Wednesday, June 10, 2009

The Kid's Home Haircut Adventure

When Jeremy and I were first married, we invested in a trimmer set so I could give him haircuts at home. I had never cut hair before, and so I was fortunate to have an adventurous and forgiving husband.

Our investment has paid off. In the last few years, our $15 deluxe trimmer set has saved us hundreds of dollars, and I have learned a new skill. The trick is to take that skill and apply it to a more challenging situation...

After learning to cut Jeremy's hair, I figured I would be just fine cutting my kids' hair. I had no idea how hard it would be. My son hates anything touching his head. He gets so upset when I cut his hair that I have considered taking him to a specialty kids' salon. Two things have held me back, the price ($20 and up), and the fact that my son has a hard time with strangers. Luckily, things are getting better.
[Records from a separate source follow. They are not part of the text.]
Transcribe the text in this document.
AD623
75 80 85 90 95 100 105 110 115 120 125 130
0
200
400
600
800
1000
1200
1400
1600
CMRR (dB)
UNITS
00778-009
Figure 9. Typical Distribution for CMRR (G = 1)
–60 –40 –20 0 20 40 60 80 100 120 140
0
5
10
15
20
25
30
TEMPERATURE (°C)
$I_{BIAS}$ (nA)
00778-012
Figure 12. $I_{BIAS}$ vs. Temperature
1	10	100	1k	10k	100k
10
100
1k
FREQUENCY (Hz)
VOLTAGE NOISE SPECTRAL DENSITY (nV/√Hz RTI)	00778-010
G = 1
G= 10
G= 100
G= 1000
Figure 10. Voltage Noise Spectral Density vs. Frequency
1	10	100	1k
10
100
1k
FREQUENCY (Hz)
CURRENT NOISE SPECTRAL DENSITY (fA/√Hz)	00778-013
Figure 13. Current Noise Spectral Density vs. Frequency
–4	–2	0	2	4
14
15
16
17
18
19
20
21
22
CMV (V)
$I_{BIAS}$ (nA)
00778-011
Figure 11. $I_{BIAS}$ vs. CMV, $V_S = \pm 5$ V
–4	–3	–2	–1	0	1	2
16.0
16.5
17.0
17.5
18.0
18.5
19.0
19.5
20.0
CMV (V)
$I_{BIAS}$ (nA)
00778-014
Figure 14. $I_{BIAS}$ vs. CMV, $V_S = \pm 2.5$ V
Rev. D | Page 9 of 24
Today I cut my son's hair and there was plenty of whining, but no crying or screaming. I consider this a success. Kids' haircuts are not for the faint of heart, but here are a few things that helped us survive:

1. Giving warning. Before my son had his bath in the morning, I talked about cutting his hair. I also let him know that he could watch his favorite movie while we did it. By the time the bath was over, he was talking about getting his hair cut. He actually agreed to it.

2. Good setup. I put a chair with a booster seat strapped on sideways (so the back of the chair wouldn't block access to his head). I used a vinyl tablecloth as a drop cloth, and we were ready.

3. Ditch the trimmer. My son hates it. He does better sitting a little longer for a scissors-only cut. Some kids might do better with just trimmer, since it would be fast.

4. Distraction. Some kids are okay if they have something really neat to play with. Kids salons usually have cartoons. I put on a DVD.

5. Talk. My son needs lots of persuasion, reassurance, praise for sitting still a few moments, etc. Some kids might just want to know what's going on. I also let him know that if he moved around too much, I would pause the movie (I followed through on that a few times).

6. Bribes. I hate using candy as a bribe. Usually there is something you want to do for your kids anyway that works, like reading a book or going outside, but haircutting needs a very powerful bribe at my house. Today I pulled out the chocolate chips. They worked. Two big chocolate chips was enough for my son to let me trim above each ear. Ten or twelve chips total, and my son had short hair again.

So that's how we made it through a kid's home haircut. It takes some problem solving, but it really is doable.